2.4.13 Justice Bhagwati in his dissenting opinion found the death penalty necessarily arbitrary, discriminatory and capricious. He reasoned that "the death penalty in its actual operation is discriminatory, for it strikes mostly against the poor and deprived sections of the community and the rich and the affluent usually escape, from its clutches. This circumstance also adds to the arbitrary and capricious nature of the death penalty and renders it unconstitutional as being violative of Articles 14 and 21."Bachan Singh v. State of Punjab, 1982 3 SCC 24 (J. Bhagwati, dissenting), at para 81.
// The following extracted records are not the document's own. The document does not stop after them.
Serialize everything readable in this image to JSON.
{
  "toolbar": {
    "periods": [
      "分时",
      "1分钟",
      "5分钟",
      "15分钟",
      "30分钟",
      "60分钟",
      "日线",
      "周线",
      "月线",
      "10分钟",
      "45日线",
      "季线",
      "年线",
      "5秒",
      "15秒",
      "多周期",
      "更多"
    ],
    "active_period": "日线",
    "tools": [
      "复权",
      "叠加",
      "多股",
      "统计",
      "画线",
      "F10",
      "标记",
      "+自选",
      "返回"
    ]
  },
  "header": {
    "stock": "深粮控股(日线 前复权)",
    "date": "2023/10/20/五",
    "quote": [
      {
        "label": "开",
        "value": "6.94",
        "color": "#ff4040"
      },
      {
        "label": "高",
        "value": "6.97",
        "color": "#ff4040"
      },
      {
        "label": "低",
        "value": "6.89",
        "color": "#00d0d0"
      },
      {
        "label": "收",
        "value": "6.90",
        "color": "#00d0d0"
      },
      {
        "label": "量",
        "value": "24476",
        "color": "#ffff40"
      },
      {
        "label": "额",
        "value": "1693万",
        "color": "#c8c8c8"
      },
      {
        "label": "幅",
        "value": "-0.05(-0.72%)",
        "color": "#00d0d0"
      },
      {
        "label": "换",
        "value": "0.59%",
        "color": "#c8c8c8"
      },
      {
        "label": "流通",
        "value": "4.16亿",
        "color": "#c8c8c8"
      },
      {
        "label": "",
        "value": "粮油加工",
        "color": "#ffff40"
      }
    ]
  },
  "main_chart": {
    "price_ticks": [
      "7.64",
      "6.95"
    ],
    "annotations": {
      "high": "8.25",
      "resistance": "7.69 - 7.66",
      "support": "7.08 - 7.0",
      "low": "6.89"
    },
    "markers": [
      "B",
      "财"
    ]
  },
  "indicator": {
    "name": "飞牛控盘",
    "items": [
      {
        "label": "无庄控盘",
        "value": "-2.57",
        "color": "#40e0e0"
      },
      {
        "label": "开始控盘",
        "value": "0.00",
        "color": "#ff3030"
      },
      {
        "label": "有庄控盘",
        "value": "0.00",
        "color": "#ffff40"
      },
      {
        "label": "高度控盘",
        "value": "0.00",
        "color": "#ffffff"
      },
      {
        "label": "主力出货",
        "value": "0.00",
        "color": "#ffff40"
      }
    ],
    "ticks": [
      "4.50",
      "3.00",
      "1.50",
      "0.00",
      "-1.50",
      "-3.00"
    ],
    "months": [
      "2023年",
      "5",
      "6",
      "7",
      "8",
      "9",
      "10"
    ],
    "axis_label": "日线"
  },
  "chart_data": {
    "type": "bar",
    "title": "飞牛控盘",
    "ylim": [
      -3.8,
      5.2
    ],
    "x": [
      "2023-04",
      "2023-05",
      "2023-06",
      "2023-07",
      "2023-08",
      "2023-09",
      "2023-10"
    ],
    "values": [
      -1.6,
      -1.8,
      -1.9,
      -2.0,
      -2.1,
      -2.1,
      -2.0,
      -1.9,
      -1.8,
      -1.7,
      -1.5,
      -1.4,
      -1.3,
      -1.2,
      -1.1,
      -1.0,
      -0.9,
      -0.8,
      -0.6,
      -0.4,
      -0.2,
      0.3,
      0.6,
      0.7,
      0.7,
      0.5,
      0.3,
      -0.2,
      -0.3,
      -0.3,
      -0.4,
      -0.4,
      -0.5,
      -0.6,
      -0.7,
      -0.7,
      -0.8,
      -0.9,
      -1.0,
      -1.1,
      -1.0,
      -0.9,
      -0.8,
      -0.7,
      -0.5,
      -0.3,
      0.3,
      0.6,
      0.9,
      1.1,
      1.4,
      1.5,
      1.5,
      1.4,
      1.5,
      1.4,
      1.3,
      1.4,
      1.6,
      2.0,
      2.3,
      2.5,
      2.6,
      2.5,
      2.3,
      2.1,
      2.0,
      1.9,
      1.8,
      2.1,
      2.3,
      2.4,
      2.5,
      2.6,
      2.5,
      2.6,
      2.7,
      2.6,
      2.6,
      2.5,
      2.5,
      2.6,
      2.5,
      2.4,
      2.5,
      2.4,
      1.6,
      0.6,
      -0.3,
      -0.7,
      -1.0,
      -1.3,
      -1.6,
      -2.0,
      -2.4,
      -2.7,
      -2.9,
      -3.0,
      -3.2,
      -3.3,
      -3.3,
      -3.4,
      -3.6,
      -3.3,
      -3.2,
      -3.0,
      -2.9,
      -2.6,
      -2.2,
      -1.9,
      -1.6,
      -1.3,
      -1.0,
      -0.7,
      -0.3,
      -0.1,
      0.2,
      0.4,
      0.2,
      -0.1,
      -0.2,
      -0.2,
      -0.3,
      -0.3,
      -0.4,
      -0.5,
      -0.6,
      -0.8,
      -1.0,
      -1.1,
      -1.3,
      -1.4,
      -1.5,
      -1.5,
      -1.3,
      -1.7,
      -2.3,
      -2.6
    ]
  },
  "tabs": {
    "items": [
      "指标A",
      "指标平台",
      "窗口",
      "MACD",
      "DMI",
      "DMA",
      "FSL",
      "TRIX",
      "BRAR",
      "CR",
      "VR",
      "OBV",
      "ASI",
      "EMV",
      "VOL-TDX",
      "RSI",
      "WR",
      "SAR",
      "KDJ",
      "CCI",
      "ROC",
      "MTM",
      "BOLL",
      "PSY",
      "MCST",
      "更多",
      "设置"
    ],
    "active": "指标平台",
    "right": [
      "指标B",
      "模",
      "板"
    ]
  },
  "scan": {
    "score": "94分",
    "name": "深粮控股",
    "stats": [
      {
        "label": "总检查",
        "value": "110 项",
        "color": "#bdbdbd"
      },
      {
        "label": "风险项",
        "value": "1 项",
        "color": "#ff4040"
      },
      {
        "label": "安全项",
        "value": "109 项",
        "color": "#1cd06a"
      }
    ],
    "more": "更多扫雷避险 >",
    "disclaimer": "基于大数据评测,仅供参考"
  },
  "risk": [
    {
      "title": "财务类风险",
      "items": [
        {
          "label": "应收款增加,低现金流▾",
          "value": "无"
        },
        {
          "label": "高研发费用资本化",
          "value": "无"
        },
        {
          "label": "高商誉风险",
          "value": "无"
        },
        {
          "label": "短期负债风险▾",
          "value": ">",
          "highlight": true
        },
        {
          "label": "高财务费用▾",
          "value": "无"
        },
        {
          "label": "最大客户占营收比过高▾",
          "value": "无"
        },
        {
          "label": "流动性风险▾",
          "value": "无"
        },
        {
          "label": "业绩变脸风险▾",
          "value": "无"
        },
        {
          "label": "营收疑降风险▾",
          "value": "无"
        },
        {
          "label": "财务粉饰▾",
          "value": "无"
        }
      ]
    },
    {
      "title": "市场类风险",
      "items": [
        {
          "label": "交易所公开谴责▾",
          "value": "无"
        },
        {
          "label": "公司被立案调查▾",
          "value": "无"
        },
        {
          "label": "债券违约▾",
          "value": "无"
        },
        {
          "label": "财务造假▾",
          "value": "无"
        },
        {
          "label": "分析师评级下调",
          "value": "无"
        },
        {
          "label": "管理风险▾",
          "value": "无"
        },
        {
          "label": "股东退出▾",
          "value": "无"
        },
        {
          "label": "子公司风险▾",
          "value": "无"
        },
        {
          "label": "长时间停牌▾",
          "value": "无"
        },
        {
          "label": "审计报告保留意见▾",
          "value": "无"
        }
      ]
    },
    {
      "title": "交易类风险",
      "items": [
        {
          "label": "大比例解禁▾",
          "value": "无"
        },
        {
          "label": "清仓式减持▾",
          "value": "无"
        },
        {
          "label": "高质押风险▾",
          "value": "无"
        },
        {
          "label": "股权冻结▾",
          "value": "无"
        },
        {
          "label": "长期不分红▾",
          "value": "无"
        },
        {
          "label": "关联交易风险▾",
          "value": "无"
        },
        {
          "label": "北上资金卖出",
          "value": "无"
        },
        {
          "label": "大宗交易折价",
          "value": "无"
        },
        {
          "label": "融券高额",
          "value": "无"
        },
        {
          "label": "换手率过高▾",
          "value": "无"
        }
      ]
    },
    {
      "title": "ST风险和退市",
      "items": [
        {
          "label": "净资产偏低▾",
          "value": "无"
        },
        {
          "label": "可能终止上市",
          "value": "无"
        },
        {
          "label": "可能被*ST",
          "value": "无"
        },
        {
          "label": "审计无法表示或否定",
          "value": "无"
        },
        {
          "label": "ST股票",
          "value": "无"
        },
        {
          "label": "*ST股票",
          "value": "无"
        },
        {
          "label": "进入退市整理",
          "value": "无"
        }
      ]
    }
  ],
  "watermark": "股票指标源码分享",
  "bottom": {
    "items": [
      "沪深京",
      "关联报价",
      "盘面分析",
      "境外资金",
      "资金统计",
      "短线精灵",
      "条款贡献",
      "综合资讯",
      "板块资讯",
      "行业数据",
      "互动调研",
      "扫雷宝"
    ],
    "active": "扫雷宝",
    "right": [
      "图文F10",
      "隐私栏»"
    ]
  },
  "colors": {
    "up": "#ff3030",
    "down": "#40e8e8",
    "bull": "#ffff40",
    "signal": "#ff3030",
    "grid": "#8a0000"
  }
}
2.4.14 In 1991, Shashi Nayar v. Union of India, (1992) 1 SCC 96 the death sentence was once again challenged, among other reasons, for the reliance placed in Bachan Singh on the 35th Report of the Commission. The Court turned down the petition, citing the deteriorating law and order in the country, with the observation that the time was not right for reconsidering the law on the subject. The plea that the execution of capital punishment by hanging was barbaric and dehumanizing, and it should be substituted by some other decent and less painful method in executing the sentence, was also rejected.Shashi Nayar v. Union of India, (1992) 1 SCC 96, at para 7

2.4.15 In the past few years, attention has also been drawn to the arbitrary application of the Bachan Singh framework by courts as also to the possibility of judicial error in cases where the death sentence has been imposed.

The Supreme Court in Aloke Nath Dutta v. State of West Bengal, (2007) 12 SCC 230; Swamy Shraddhananda v. State of Karnataka, (2008) 13 SCC 767; Santosh Bariyar v. State of Maharashtra, (2009) 6 SCC 498 and Farooq Abdul Gafur v. State of Maharashtra, (2010) 14 SCC 641 amongst other cases, has noticed that sentencing in capital cases has become arbitrary and that the sentencing law of Bachan Singh has been interpreted in varied ways by different Benches of the Court.